Segundo o presidente da ABC, Mike Mazzulli, comentou ao site "MMA Junkie", a ABC ainda serve apenas como um guia para o boxe sem luvas, sem poder de agir mais diretamente na regulamentação. Ele se mostrou decepcionado que promotores e órgãos regulatórios não têm sido mais precavidos ao licenciar lutadores e confrontos.

- Toda comissão estadual e tribal precisa cuidar da segurança (dos lutadores). A ABC não está aqui para dizer a vocês como devem fazer. Estamos aqui para ajudá-los a fazê-lo, mas tem sido muito decepcionante. (...) Esses caras estão reciclando lutadores MMA que não deveriam mais estar lutando. Eles não passam em exames para lutas de MMA, então vão para o boxe sem luvas. (...) Este é um grande exemplo do que está errado com o boxe sem luvas e o que eles estão fazendo com esses lutadores. Isso me incomoda. Nós falamos sobre a segurança dos lutadores e em proteger os lutadores a todo custo. Isso (falta de cuidado) precisa parar - disse Mazzulli ao "MMA Junkie".

O BKFC tem sido o evento de maior sucesso no boxe sem luvas, e tem seguido a fórmula de atrair lutadores aposentados do MMA para seus eventos. Entre os lutadores com passagem pelo UFC que se apresentaram no BKFC, estão nomes como Alan Belcher (não lutava desde 2013), Ricco Rodriguez (lutou na organização aos 40 anos), Chris Lyttle (lutou em 2018, não lutava desde 2011) e Chris Leben (na organização desde 2018, não lutava desde 2013), entre outros.

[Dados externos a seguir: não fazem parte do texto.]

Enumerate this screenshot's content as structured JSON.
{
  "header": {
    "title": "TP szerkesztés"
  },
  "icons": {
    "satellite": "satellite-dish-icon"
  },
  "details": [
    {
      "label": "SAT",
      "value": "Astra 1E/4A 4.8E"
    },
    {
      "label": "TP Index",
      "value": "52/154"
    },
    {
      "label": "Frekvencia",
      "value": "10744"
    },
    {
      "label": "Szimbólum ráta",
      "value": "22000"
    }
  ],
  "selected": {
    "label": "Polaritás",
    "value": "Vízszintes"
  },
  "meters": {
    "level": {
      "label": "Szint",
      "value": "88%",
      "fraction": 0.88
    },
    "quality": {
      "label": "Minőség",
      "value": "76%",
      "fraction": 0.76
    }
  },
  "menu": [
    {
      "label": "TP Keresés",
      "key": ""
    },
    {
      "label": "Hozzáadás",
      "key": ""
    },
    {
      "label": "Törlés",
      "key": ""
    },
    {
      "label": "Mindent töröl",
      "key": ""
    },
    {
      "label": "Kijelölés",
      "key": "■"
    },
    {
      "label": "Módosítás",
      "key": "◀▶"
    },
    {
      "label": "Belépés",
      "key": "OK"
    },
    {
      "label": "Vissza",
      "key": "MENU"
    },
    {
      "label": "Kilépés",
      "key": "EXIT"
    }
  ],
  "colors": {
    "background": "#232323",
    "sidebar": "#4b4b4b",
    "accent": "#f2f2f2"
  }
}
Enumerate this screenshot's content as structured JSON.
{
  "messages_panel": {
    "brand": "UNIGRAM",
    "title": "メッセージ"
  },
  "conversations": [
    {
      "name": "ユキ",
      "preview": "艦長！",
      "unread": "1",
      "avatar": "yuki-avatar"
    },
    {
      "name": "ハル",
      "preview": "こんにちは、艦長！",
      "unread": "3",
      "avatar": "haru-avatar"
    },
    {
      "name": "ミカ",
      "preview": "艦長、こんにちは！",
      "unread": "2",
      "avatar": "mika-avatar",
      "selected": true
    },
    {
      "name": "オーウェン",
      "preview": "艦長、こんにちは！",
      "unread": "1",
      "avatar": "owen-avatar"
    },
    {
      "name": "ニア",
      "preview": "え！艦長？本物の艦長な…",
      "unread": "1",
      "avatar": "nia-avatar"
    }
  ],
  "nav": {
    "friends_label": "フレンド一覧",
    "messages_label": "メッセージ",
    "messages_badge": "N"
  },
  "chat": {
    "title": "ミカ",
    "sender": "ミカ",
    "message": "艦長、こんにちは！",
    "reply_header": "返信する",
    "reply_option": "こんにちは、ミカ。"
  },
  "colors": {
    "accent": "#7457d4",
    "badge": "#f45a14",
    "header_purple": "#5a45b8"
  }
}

No comunicado, a ABC recomendou uma "triagem ampliada" dos lutadores considerando participação nesses eventos, incluindo exames médicos adicionais que não são exigidos atualmente.

"Dada a informação limitada sobre os riscos médicos do boxe sem luvas, o comitê médico da ABC implora que as comissões que considerem licenciar esses eventos procedam com precaução. Além disso, nós encorajamos essas jurisdições que ainda estão deficientes nessas guias e recomendações médicas mínimas a imediatamente atualizarem e revisarem seus requerimentos para incluir tomografia computadorizada, ressonância magnética e/ou liberação neurológica de um neurologista certificado pela comissão antes de liberar um lutador a competir", completa o comunicado.